Using this algorithm to calculate FFTIn the tail of the recursion (i.e. when $$$n$$$ reaches 1), you are calculating $$$P(x) \, Q(x) \% (x - c)$$$, for some non-zero complex number $$$c$$$. This is infact the same thing as evaluating the polynomial $$$P(x) \, Q(x)$$$ at $$$x=c$$$. Furthermore, if you initially started with $$$c=1$$$, then the $$$c$$$ in the tail will be some $$$n$$$-th root of unity. If you analyze it more carefully, then you will see that each tail corresponds to a different $$$n$$$-th root of unity. So what the algorithm is actually doing is evaluating $$$P(x) \, Q(x)$$$ in all possible $$$n$$$-th roots of unity.

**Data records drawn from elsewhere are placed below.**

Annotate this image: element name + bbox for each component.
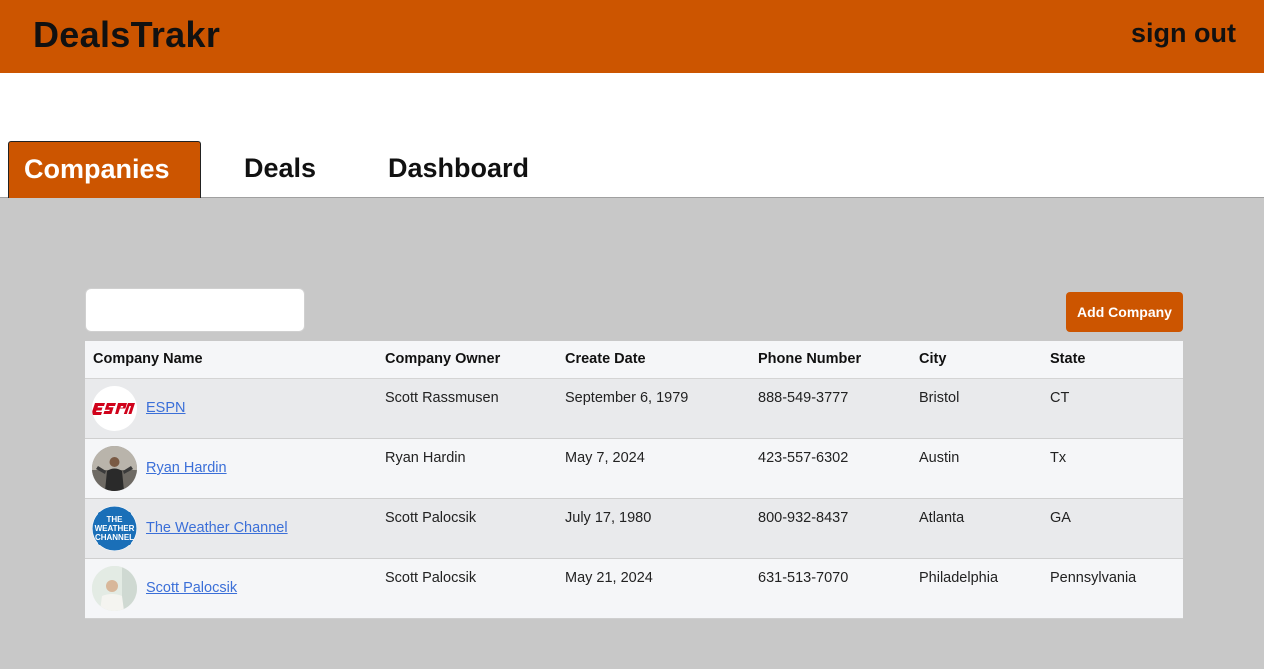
state-cell: Tx <box>1042 438 1183 499</box>
table-row[interactable]: Scott Palocsik Scott Palocsik May 21, 20… <box>85 558 1183 619</box>
company-name-link[interactable]: Scott Palocsik <box>146 580 237 596</box>
column-header-company-name[interactable]: Company Name <box>85 341 377 379</box>
logo-text-line: CHANNEL <box>95 533 134 542</box>
create-date-cell: September 6, 1979 <box>557 378 750 439</box>
sign-out-link[interactable]: sign out <box>1131 18 1236 49</box>
espn-logo-icon <box>92 385 137 431</box>
column-header-phone-number[interactable]: Phone Number <box>750 341 911 379</box>
table-header-row: Company Name Company Owner Create Date P… <box>85 341 1183 379</box>
column-header-company-owner[interactable]: Company Owner <box>377 341 557 379</box>
city-cell: Bristol <box>911 378 1042 439</box>
create-date-cell: May 7, 2024 <box>557 438 750 499</box>
state-cell: GA <box>1042 498 1183 559</box>
app-brand[interactable]: DealsTrakr <box>33 14 220 56</box>
city-cell: Atlanta <box>911 498 1042 559</box>
company-owner-cell: Scott Palocsik <box>377 558 557 619</box>
top-bar: DealsTrakr sign out <box>0 0 1264 73</box>
state-cell: CT <box>1042 378 1183 439</box>
tab-strip: Companies Deals Dashboard <box>0 73 1264 198</box>
table-row[interactable]: Ryan Hardin Ryan Hardin May 7, 2024 423-… <box>85 438 1183 499</box>
weather-channel-logo-icon: THE WEATHER CHANNEL <box>92 505 137 551</box>
column-header-create-date[interactable]: Create Date <box>557 341 750 379</box>
tab-companies[interactable]: Companies <box>8 141 201 198</box>
table-row[interactable]: ESPN Scott Rassmusen September 6, 1979 8… <box>85 378 1183 439</box>
company-name-link[interactable]: The Weather Channel <box>146 520 288 536</box>
company-owner-cell: Scott Rassmusen <box>377 378 557 439</box>
create-date-cell: May 21, 2024 <box>557 558 750 619</box>
create-date-cell: July 17, 1980 <box>557 498 750 559</box>
company-owner-cell: Ryan Hardin <box>377 438 557 499</box>
search-input[interactable] <box>85 288 305 332</box>
state-cell: Pennsylvania <box>1042 558 1183 619</box>
phone-number-cell: 888-549-3777 <box>750 378 911 439</box>
logo-text-line: WEATHER <box>95 524 135 533</box>
tab-dashboard[interactable]: Dashboard <box>388 141 529 198</box>
company-name-link[interactable]: Ryan Hardin <box>146 460 227 476</box>
phone-number-cell: 800-932-8437 <box>750 498 911 559</box>
add-company-button[interactable]: Add Company <box>1066 292 1183 332</box>
person-photo-icon <box>92 565 137 611</box>
person-photo-icon <box>92 445 137 491</box>
company-name-link[interactable]: ESPN <box>146 400 186 416</box>
tab-deals[interactable]: Deals <box>244 141 316 198</box>
column-header-city[interactable]: City <box>911 341 1042 379</box>
phone-number-cell: 423-557-6302 <box>750 438 911 499</box>
phone-number-cell: 631-513-7070 <box>750 558 911 619</box>
city-cell: Austin <box>911 438 1042 499</box>
logo-text-line: THE <box>107 515 124 524</box>
column-header-state[interactable]: State <box>1042 341 1183 379</box>
company-owner-cell: Scott Palocsik <box>377 498 557 559</box>
city-cell: Philadelphia <box>911 558 1042 619</box>
table-row[interactable]: THE WEATHER CHANNEL The Weather Channel … <box>85 498 1183 559</box>
companies-table: Company Name Company Owner Create Date P… <box>85 341 1183 619</box>
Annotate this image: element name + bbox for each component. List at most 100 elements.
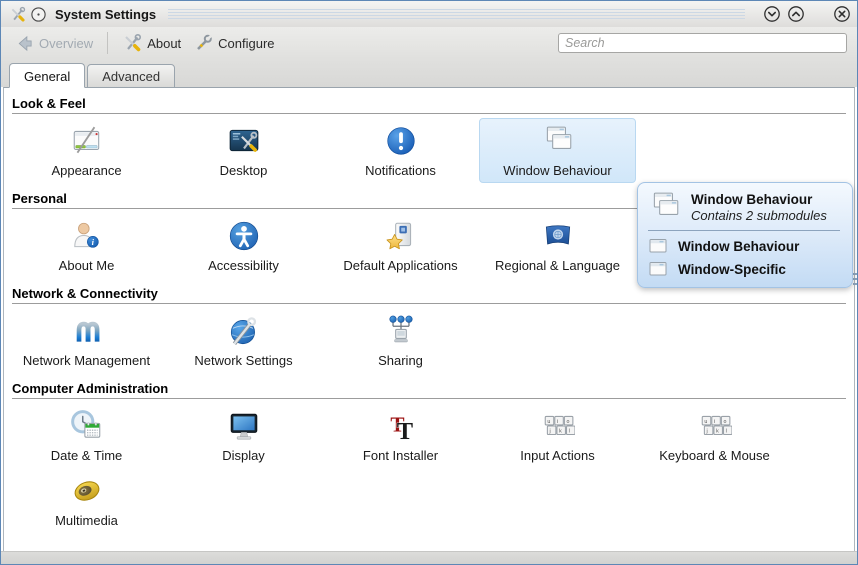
svg-text:u: u: [704, 419, 707, 425]
submodule-window-behaviour[interactable]: Window Behaviour: [648, 236, 842, 256]
item-label: Window Behaviour: [503, 163, 611, 178]
close-icon[interactable]: [833, 5, 851, 23]
overview-label: Overview: [39, 36, 93, 51]
item-font-installer[interactable]: T T Font Installer: [322, 403, 479, 468]
network-settings-icon: [227, 314, 261, 348]
item-about-me[interactable]: i About Me: [8, 213, 165, 278]
item-desktop[interactable]: Desktop: [165, 118, 322, 183]
item-keyboard-mouse[interactable]: uio jkl Keyboard & Mouse: [636, 403, 793, 468]
font-installer-icon: T T: [384, 409, 418, 443]
system-settings-window: System Settings: [0, 0, 858, 565]
configure-label: Configure: [218, 36, 274, 51]
tools-icon: [9, 6, 26, 23]
configure-button[interactable]: Configure: [187, 30, 280, 56]
window-behaviour-icon: [648, 190, 682, 224]
search-input[interactable]: [558, 33, 847, 53]
section-rule: [12, 113, 846, 114]
about-button[interactable]: About: [116, 30, 187, 56]
svg-text:k: k: [559, 428, 562, 434]
item-date-time[interactable]: Date & Time: [8, 403, 165, 468]
display-icon: [227, 409, 261, 443]
item-label: Network Management: [23, 353, 150, 368]
section-rule: [12, 398, 846, 399]
overview-button[interactable]: Overview: [9, 31, 99, 56]
tooltip-header: Window Behaviour Contains 2 submodules: [648, 190, 842, 224]
svg-text:i: i: [556, 419, 557, 425]
item-regional-language[interactable]: Regional & Language: [479, 213, 636, 278]
item-label: Keyboard & Mouse: [659, 448, 770, 463]
search-box: [558, 33, 847, 53]
tab-bar: General Advanced: [1, 59, 857, 87]
submodule-window-specific[interactable]: Window-Specific: [648, 259, 842, 279]
content-panel: Look & Feel Appearance: [3, 87, 855, 552]
svg-text:k: k: [716, 428, 719, 434]
item-accessibility[interactable]: Accessibility: [165, 213, 322, 278]
svg-text:u: u: [547, 419, 550, 425]
appearance-icon: [70, 124, 104, 158]
item-label: Display: [222, 448, 265, 463]
section-title-network: Network & Connectivity: [12, 286, 846, 301]
window-icon: [648, 236, 668, 256]
tab-general[interactable]: General: [9, 63, 85, 88]
svg-text:j: j: [548, 428, 550, 434]
tooltip-subtitle: Contains 2 submodules: [691, 208, 827, 223]
window-title: System Settings: [55, 7, 156, 22]
item-notifications[interactable]: Notifications: [322, 118, 479, 183]
notifications-icon: [384, 124, 418, 158]
item-multimedia[interactable]: Multimedia: [8, 468, 165, 533]
item-label: Date & Time: [51, 448, 123, 463]
section-grid-look-feel: Appearance: [4, 117, 854, 183]
item-display[interactable]: Display: [165, 403, 322, 468]
accessibility-icon: [227, 219, 261, 253]
item-label: Font Installer: [363, 448, 438, 463]
wrench-icon: [193, 33, 213, 53]
item-label: Network Settings: [194, 353, 292, 368]
about-me-icon: i: [70, 219, 104, 253]
item-label: Desktop: [220, 163, 268, 178]
keyboard-keys-icon: uio jkl: [541, 409, 575, 443]
section-title-look-feel: Look & Feel: [12, 96, 846, 111]
tooltip-divider: [648, 230, 840, 231]
svg-text:i: i: [713, 419, 714, 425]
tooltip-title: Window Behaviour: [691, 192, 827, 207]
back-arrow-icon: [15, 34, 34, 53]
status-bar: [1, 551, 857, 564]
item-appearance[interactable]: Appearance: [8, 118, 165, 183]
svg-text:o: o: [723, 419, 726, 425]
item-label: Accessibility: [208, 258, 279, 273]
submodule-label: Window Behaviour: [678, 239, 799, 254]
section-grid-network: Network Management Network Setti: [4, 307, 854, 373]
svg-text:l: l: [725, 428, 726, 434]
about-label: About: [147, 36, 181, 51]
window-resize-grip[interactable]: [853, 273, 857, 287]
circle-dot-icon[interactable]: [30, 6, 47, 23]
regional-language-icon: [541, 219, 575, 253]
item-label: Input Actions: [520, 448, 594, 463]
item-network-management[interactable]: Network Management: [8, 308, 165, 373]
item-network-settings[interactable]: Network Settings: [165, 308, 322, 373]
submodule-label: Window-Specific: [678, 262, 786, 277]
toolbar-separator: [107, 32, 108, 54]
section-title-computer-admin: Computer Administration: [12, 381, 846, 396]
keyboard-keys-icon: uio jkl: [698, 409, 732, 443]
desktop-icon: [227, 124, 261, 158]
network-management-icon: [70, 314, 104, 348]
item-window-behaviour[interactable]: Window Behaviour: [479, 118, 636, 183]
item-input-actions[interactable]: uio jkl Input Actions: [479, 403, 636, 468]
item-label: Sharing: [378, 353, 423, 368]
tab-advanced[interactable]: Advanced: [87, 64, 175, 88]
date-time-icon: [70, 409, 104, 443]
sharing-icon: [384, 314, 418, 348]
window-behaviour-icon: [541, 124, 575, 158]
item-default-applications[interactable]: Default Applications: [322, 213, 479, 278]
item-label: Notifications: [365, 163, 436, 178]
item-label: Regional & Language: [495, 258, 620, 273]
titlebar: System Settings: [1, 1, 857, 27]
item-sharing[interactable]: Sharing: [322, 308, 479, 373]
toolbar: Overview About: [1, 27, 857, 59]
maximize-icon[interactable]: [787, 5, 805, 23]
section-rule: [12, 303, 846, 304]
item-label: Multimedia: [55, 513, 118, 528]
tools-icon: [122, 33, 142, 53]
minimize-icon[interactable]: [763, 5, 781, 23]
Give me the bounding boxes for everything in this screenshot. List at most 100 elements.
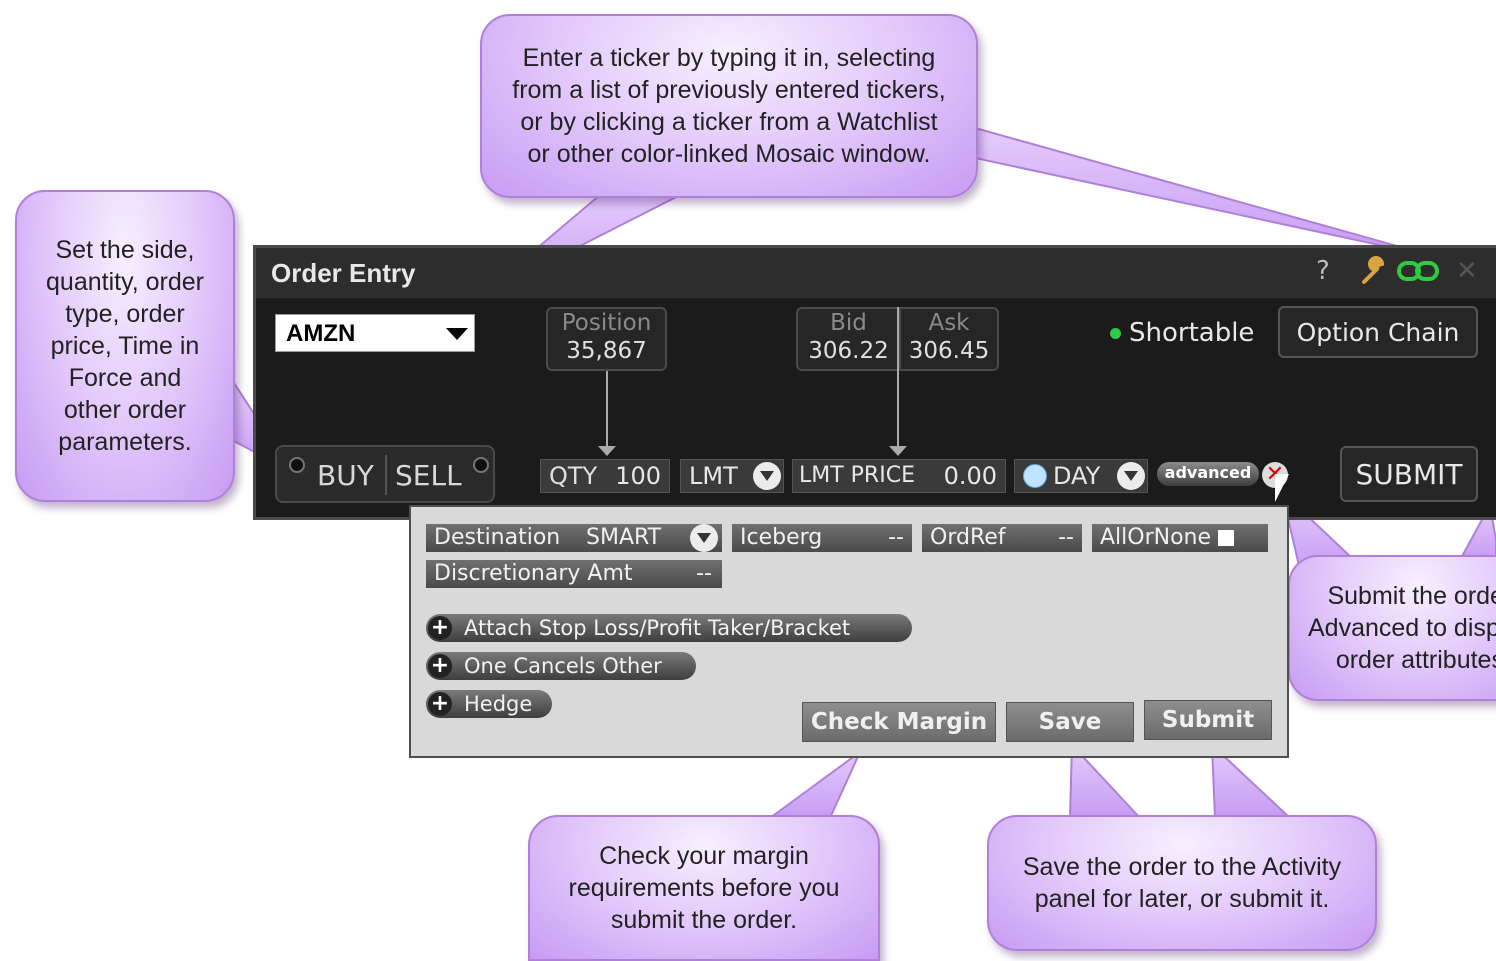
ticker-value: AMZN <box>286 320 356 347</box>
side-callout-line: parameters. <box>58 428 192 456</box>
plus-icon: + <box>428 654 452 678</box>
destination-label: Destination <box>434 525 561 550</box>
oco-button[interactable]: + One Cancels Other <box>426 652 696 680</box>
ticker-callout: Enter a ticker by typing it in, selectin… <box>480 14 978 198</box>
margin-callout-line: Check your margin <box>599 842 809 870</box>
hedge-label: Hedge <box>464 692 533 716</box>
tif-dropdown[interactable]: DAY <box>1014 459 1148 493</box>
lmt-price-label: LMT PRICE <box>799 463 915 488</box>
close-icon[interactable]: ✕ <box>1456 256 1478 286</box>
margin-callout-line: requirements before you <box>568 874 840 902</box>
link-callout-tail <box>974 126 1441 259</box>
qty-label: QTY <box>549 462 598 490</box>
tif-value: DAY <box>1053 462 1101 490</box>
lmt-price-field[interactable]: LMT PRICE 0.00 <box>792 459 1006 493</box>
ask-label: Ask <box>928 310 970 336</box>
clock-icon <box>1023 464 1047 488</box>
hedge-button[interactable]: + Hedge <box>426 690 552 718</box>
ordref-label: OrdRef <box>930 525 1006 550</box>
chevron-down-icon[interactable] <box>690 524 718 552</box>
discretionary-label: Discretionary Amt <box>434 561 633 586</box>
advanced-button[interactable]: advanced <box>1157 462 1259 486</box>
plus-icon: + <box>428 692 452 716</box>
destination-value: SMART <box>586 525 662 550</box>
destination-dropdown[interactable]: Destination SMART <box>426 524 722 552</box>
shortable-indicator: Shortable <box>1110 318 1254 348</box>
order-type-value: LMT <box>689 462 738 490</box>
submit-button[interactable]: SUBMIT <box>1340 446 1478 502</box>
bid-label: Bid <box>830 310 867 336</box>
iceberg-field[interactable]: Iceberg -- <box>732 524 912 552</box>
side-callout-line: other order <box>63 396 187 424</box>
bid-value: 306.22 <box>808 338 889 364</box>
margin-callout-line: submit the order. <box>610 906 798 934</box>
save-callout-line: Save the order to the Activity <box>1022 853 1342 881</box>
side-callout-line: type, order <box>65 300 185 328</box>
help-icon[interactable]: ? <box>1316 256 1330 286</box>
submit-callout-line: Advanced to display <box>1308 614 1496 642</box>
position-value: 35,867 <box>566 338 647 364</box>
window-title: Order Entry <box>271 258 416 288</box>
ask-value: 306.45 <box>908 338 990 364</box>
discretionary-field[interactable]: Discretionary Amt -- <box>426 560 722 588</box>
ticker-callout-line: or other color-linked Mosaic window. <box>527 140 931 168</box>
allornone-label: AllOrNone <box>1100 525 1212 550</box>
margin-callout: Check your margin requirements before yo… <box>528 815 880 961</box>
position-connector <box>606 371 608 449</box>
margin-callout-tail <box>766 748 863 819</box>
submit-callout-line: order attributes <box>1335 646 1496 674</box>
bid-ask-arrow-icon <box>889 446 907 456</box>
shortable-label: Shortable <box>1129 318 1255 348</box>
side-divider <box>385 455 387 495</box>
ordref-value: -- <box>1058 525 1074 550</box>
attach-label: Attach Stop Loss/Profit Taker/Bracket <box>464 616 851 640</box>
qty-field[interactable]: QTY 100 <box>540 459 670 493</box>
side-callout-line: price, Time in <box>50 332 200 360</box>
chevron-down-icon[interactable] <box>446 328 468 340</box>
order-type-dropdown[interactable]: LMT <box>680 459 784 493</box>
position-label: Position <box>561 310 652 336</box>
ticker-callout-line: or by clicking a ticker from a Watchlist <box>520 108 938 136</box>
check-margin-button[interactable]: Check Margin <box>802 702 996 742</box>
ticker-callout-line: Enter a ticker by typing it in, selectin… <box>522 44 936 72</box>
oco-label: One Cancels Other <box>464 654 662 678</box>
lmt-price-value: 0.00 <box>943 462 997 490</box>
discretionary-value: -- <box>696 561 712 586</box>
side-callout-line: quantity, order <box>46 268 204 296</box>
save-callout-line: panel for later, or submit it. <box>1034 885 1330 913</box>
ticker-dropdown[interactable]: AMZN <box>275 314 475 352</box>
side-callout: Set the side, quantity, order type, orde… <box>15 190 235 502</box>
iceberg-value: -- <box>888 525 904 550</box>
side-selector: BUY SELL <box>275 445 495 503</box>
allornone-checkbox[interactable] <box>1218 530 1234 546</box>
buy-radio[interactable] <box>289 457 305 473</box>
iceberg-label: Iceberg <box>740 525 823 550</box>
position-arrow-icon <box>598 446 616 456</box>
allornone-field[interactable]: AllOrNone <box>1092 524 1268 552</box>
plus-icon: + <box>428 616 452 640</box>
submit-callout: Submit the order Advanced to display ord… <box>1288 555 1496 701</box>
ordref-field[interactable]: OrdRef -- <box>922 524 1082 552</box>
submit-callout-line: Submit the order <box>1327 582 1496 610</box>
bid-ask-connector <box>897 307 899 449</box>
side-callout-line: Force and <box>68 364 182 392</box>
save-callout: Save the order to the Activity panel for… <box>987 815 1377 951</box>
panel-submit-button[interactable]: Submit <box>1144 700 1272 740</box>
title-bar[interactable]: Order Entry ? ✕ <box>256 248 1496 298</box>
side-callout-line: Set the side, <box>55 236 195 264</box>
mouse-cursor-icon <box>1275 474 1289 502</box>
link-icon[interactable] <box>1396 256 1442 293</box>
save-button[interactable]: Save <box>1006 702 1134 742</box>
chevron-down-icon[interactable] <box>1117 462 1145 490</box>
wrench-icon[interactable] <box>1358 256 1388 293</box>
chevron-down-icon[interactable] <box>753 462 781 490</box>
status-dot-icon <box>1110 328 1121 339</box>
sell-button[interactable]: SELL <box>395 459 462 492</box>
qty-value: 100 <box>615 462 661 490</box>
position-box: Position 35,867 <box>546 307 667 371</box>
sell-radio[interactable] <box>473 457 489 473</box>
buy-button[interactable]: BUY <box>317 459 374 492</box>
ticker-callout-line: from a list of previously entered ticker… <box>512 76 946 104</box>
option-chain-button[interactable]: Option Chain <box>1278 306 1478 358</box>
attach-bracket-button[interactable]: + Attach Stop Loss/Profit Taker/Bracket <box>426 614 912 642</box>
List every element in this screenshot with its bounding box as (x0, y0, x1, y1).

The $$$n$$$-th order FFT of a polynomial is defined as the polynomial evaluated in all $$$n$$$-th roots of unity. This means that the algorithm is infact an FFT algorithm. However, if you want to use it to calculate FFT, then make sure you order the $$$n$$$-th roots of unity according to the standard order used for FFT algorithms. The standard order is $$$\exp{(\frac{2 \pi \text{i}}{n} 0)}, \exp{(\frac{2 \pi \text{i}}{n} 1)}, ..., \exp{(\frac{2 \pi \text{i}}{n} (n-1))}$$$. To get the ordering correct, you will probably need to do a "bit reversal" at the end.
This algorithm is not the same algorithm as Cooley–Tukey (Advanced) Connection between this algorithm and NTT
Just like how there is FFT and NTT, there are two variants of this algorithm too. One using complex floating point numbers, and the other using modulo a prime (or more generally modulo an odd composite number).
Using modulo integers instead of complex numbersThis algorithm requires three properties. Firstly it needs to be possible to divide by $$$2$$$, and secondly $$$\sqrt{c}$$$ needs to exist, and thirdly it needs to be possible to divide by $$$\sqrt{c}$$$. This means that it is possible to extend the algorithm to work modulo a prime (or modulo an odd composite number) instead of using complex numbers.
What if $sqrt(c)$ doesn't exist?One of the things I dislike about NTT is that for NTT to be defined, there needs to exist a $$$n$$$-th root of unity. Usually problems involving NTT are designed so that this is never an issue. But if you want to use NTT where it hasn't been designed to magically work, then this is a really big issue. The NTT can become undefined!
Note that this algorithm does not exactly share the same drawback of being undefined. The reason for this is that if $$$\sqrt{c}$$$ doesn't exist, then the algorithm can simply choose to either switch over to a $$$O(n^2)$$$ polynomial multiplication algorithm, or fall back to an unmodded fast polynomial multiplication algorithm. The implications from this is that this algorithm can do fast polynomial multiplication even if it is given a relatively bad NTT prime. I just find this property to be really cool!
A good example of when NTT becomes undefined is this yosup problem convolution_mod_large. Here the NTT mod is 998244353. The tricky thing about the problem is that $$$n=2^{24}$$$. Since $$$998244353 = 119 \cdot 2^{23} + 1$$$ there wont exist any $$$n$$$-th root of unity, so the NTT of length $$$n$$$ is undefined. However, the divide and conquer algorithm can easily solve this problem by falling back to the $$$O(n^2)$$$ algorithm.